Guylain Ndumbu-Nsungu (born 26 December 1982) is a Congolese professional footballer, formerly an under-21 international.

He has played for Amiens SC, Sheffield Wednesday, Preston North End, Colchester United, Cardiff City, Gillingham, Bradford City and had two spells at Darlington.

==Career==
Ndumbu-Nsungu started his career in France with Division 2 side Amiens SC. He made his professional debut on 15 September 2001, coming on as a late substitute for Fahid Ben Khalfallah in the 1–1 draw away at Le Mans. He went on to make a further six appearances during the 2001–02 season, all of them as a substitute, but spent the majority of the campaign in the reserve team. On 17 August 2012, Ndumbu-Nsungu was given his first start for Amiens and scored the winning goal in the 1–0 win against Saint-Étienne, before being replaced by Léandre Griffit later in the game. He was selected to start in the following two matches, but did not score and subsequently returned to the reserves for several months before returning to the senior side towards the end of the 2002–03 campaign. He made his thirteenth and final appearance for Amiens on 12 April 2003, playing the first 50 minutes of the 0–0 draw against Gueugnon before being substituted.

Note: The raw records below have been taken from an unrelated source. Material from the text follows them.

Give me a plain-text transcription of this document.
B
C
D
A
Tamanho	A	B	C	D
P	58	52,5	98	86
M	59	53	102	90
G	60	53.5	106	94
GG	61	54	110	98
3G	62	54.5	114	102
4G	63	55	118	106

In August 2003 he joined Sheffield Wednesday, initially on loan before signing permanently four months later for a fee of £50,000. In 35 league appearances, 11 as a substitute, he scored 10 goals, making him the club's top goalscorer in the 2003–04 season. This form attracted the attention of West Ham United manager Alan Pardew and it was reported in The Sun that he was ready to make a £1 million bid, but it never materialised. He won the club's player of the season award, but failed to find favour with the new manager Paul Sturrock and spent time on a short loan with Championship side Preston North End before being released.

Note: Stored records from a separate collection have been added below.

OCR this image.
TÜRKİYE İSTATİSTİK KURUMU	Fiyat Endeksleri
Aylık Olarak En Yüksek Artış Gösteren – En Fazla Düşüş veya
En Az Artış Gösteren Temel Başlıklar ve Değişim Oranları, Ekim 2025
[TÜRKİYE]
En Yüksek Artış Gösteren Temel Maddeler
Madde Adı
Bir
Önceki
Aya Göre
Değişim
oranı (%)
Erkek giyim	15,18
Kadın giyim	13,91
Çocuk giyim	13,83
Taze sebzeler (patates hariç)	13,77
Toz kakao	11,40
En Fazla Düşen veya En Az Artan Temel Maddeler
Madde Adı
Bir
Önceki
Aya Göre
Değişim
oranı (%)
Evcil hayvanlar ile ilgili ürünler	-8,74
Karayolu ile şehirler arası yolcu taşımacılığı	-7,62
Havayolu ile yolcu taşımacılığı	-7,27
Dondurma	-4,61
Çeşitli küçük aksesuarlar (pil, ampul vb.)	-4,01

After a spell at Colchester United where he scored once against AFC Bournemouth, he joined Darlington at the start of the 2005–06 season, where he scored 10 goals in 21 league appearances. He moved to Cardiff City in January 2006, where he made 11 appearances including seven as substitute. He was released at the end of the season and signed by Gillingham. He scored his first goal for Gillingham away to Blackpool on 26 August 2006 in a game which ended 1–1. He struggled to hold down a place in the team during his first season at the club and was sent on loan to Bradford City the next season. He made his debut on 10 August 2007 and scored an equaliser to secure a 1–1 draw against Macclesfield Town. He played 18 league games, scoring six league goals for Bradford but his loan was not extended when it expired at the end of 2007 partly because of financial reasons. He returned to Gillingham but was immediately placed on the transfer list, and on 29 January 2008 he moved on a free transfer for a second spell at Darlington. Injury delayed his debut back at Darlington, which came on 23 February 2008 against Bury when he scored a sixth-minute penalty in a 2–1 victory. He played eight league games for Darlington, scoring three goals, and was a substitute in both legs of the play-off semi-finals against Rochdale, but after Darlington's defeat on penalties to Rochdale, he was released by manager Dave Penney. On 11 November 2010, Ndumbu-Nsungu was reported as training with Conference National side Tamworth with a view to signing. He trained with Beaconsfield SYCOB in December 2010, though the signing failed to materialise due to problems with international clearance.